By collecting such information, you’re responsible for protecting it, yet it doesn’t add any value. To minimize your security risks, avoid collecting any data you don’t need.
4. Check Whether You’re Using a Secure Platform
Your chosen ecommerce platform has a significant impact on your site’s security, which is why choosing a reputable platform like Volusion is crucial. Changing your ecommerce platform can be quite a hassle, so this is something you need to get right from the very beginning—when first starting your online store. You should go for a platform and hosting provider that has best-in-class security protocols, regularly updates its software, and constantly monitors its networks for breaches and malware.
5. Check Whether Your Software Is Up to Date
Outdated software is highly vulnerable to cyberattacks. Therefore, you should regularly check your online store and ensure that you’re running the latest versions of your CMS, themes, plugins, extensions, modules, and other software. The updated versions usually have security patches against all known vulnerabilities at that point, so keeping your software up-to-date is a great way to protect your site.
6. Ensure That Your Website Is PCI Compliant
If your ecommerce site accepts credit card payments, you must ensure PCI compliance. Not only does complying with PCI standards help secure transactions, but it also helps you build customer trust. If your site is not compliant, many customers will have qualms about typing their payment information on your site. This affects your checkout experience and can lead to lost sales. Additionally, if a breach happens and your ecommerce site isn’t PCI compliant, you risk paying hefty fines and penalties.
7. Evaluate Your Site Traffic
Your traffic patterns are a good indicator of what is happening on your site. For example, if you experience a spike in traffic, this could indicate that your investment in your SEO strategy is paying off.
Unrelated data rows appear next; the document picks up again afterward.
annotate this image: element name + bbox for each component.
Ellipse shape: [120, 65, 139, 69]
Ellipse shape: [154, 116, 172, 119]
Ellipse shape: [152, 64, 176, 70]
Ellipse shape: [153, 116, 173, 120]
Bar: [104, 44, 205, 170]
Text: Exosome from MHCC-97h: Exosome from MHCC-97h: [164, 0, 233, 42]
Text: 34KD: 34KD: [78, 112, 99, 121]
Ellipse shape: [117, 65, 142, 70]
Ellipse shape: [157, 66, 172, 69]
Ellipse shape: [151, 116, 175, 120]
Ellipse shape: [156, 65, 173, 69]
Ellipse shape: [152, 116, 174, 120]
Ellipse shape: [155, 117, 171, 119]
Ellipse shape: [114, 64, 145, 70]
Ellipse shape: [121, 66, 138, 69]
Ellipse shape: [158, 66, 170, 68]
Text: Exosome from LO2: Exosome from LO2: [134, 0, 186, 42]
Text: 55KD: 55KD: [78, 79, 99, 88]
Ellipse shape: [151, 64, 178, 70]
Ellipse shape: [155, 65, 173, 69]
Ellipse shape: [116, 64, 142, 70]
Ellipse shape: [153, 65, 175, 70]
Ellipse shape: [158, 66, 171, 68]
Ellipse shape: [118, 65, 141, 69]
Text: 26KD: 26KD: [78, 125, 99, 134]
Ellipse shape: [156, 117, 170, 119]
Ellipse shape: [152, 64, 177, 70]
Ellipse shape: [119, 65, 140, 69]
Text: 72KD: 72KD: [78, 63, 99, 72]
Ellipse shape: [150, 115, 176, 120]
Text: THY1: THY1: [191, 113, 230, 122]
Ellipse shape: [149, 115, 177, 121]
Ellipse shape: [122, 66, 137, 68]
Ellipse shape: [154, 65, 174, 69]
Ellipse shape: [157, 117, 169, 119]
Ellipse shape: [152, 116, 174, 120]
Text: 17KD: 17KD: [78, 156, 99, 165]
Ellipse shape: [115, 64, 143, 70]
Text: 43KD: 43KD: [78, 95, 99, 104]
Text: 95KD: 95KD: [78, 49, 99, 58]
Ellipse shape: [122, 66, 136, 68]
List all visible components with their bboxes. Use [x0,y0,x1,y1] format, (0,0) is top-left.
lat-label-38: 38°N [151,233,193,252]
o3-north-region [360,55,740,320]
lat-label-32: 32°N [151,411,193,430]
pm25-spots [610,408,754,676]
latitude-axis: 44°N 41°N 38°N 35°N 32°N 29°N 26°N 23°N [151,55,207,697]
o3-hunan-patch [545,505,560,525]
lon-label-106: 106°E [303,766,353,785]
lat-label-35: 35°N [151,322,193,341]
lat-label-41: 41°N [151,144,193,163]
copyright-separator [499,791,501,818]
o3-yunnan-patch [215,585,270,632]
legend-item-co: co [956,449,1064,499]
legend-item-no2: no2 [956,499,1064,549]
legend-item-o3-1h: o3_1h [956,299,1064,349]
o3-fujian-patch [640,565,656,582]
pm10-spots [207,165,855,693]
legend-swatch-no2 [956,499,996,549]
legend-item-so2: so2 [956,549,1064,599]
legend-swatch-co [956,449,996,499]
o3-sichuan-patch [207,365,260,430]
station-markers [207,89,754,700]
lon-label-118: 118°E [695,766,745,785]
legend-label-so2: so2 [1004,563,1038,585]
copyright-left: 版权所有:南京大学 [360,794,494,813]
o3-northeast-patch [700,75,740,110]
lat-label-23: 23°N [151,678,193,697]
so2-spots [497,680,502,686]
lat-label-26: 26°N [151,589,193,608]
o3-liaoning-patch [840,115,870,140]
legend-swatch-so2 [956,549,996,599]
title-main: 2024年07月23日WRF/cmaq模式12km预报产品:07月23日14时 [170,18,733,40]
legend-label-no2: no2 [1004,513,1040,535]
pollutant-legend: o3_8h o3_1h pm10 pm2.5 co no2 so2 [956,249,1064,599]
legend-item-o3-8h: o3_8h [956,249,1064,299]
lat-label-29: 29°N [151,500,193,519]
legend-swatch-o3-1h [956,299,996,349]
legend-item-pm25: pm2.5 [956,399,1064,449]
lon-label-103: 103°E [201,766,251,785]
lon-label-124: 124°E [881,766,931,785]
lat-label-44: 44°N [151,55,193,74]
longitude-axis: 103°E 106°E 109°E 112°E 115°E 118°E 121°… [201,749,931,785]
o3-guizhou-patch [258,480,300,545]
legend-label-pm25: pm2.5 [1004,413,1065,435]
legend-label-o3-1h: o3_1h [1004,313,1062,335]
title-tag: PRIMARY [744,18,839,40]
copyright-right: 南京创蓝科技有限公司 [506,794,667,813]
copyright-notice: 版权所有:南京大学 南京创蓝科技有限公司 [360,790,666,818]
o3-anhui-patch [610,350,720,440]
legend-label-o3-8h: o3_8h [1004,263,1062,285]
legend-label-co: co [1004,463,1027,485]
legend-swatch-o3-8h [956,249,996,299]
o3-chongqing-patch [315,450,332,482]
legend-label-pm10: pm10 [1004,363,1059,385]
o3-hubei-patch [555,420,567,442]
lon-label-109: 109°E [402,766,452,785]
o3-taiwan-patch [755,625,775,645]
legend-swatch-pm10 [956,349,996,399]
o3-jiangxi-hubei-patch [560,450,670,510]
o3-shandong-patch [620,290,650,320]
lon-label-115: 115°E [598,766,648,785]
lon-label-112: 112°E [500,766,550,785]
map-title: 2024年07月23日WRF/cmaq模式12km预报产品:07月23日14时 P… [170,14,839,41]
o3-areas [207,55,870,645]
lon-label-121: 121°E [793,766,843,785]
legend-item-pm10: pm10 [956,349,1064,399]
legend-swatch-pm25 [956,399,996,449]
Similarly, a sharp drop in traffic could indicate a problem, such as a Google penalty.
Sometimes, traffic patterns can warn you of an impending or ongoing attack. For instance, if you notice a considerable increase in traffic, yet there’s no clear reason behind the spike, this could signify a botnet attack. If you see any changes in traffic patterns that you can’t explain, always take a closer look. The change could be caused by an attack.
As an ecommerce site owner, you’re responsible for your site and your customers’ data. With attacks on online shopping sites becoming increasingly common, it’s important to perform regular security audits to identify potential vulnerabilities and fix them before someone exploits them.
Regularly run security scans on your site, watch out for any unexpected changes on your homepage and traffic patterns, and avoid collecting unnecessary data. You should also ensure that you have a secure ecommerce platform, regularly update your software, and ensure that your site is PCI compliant.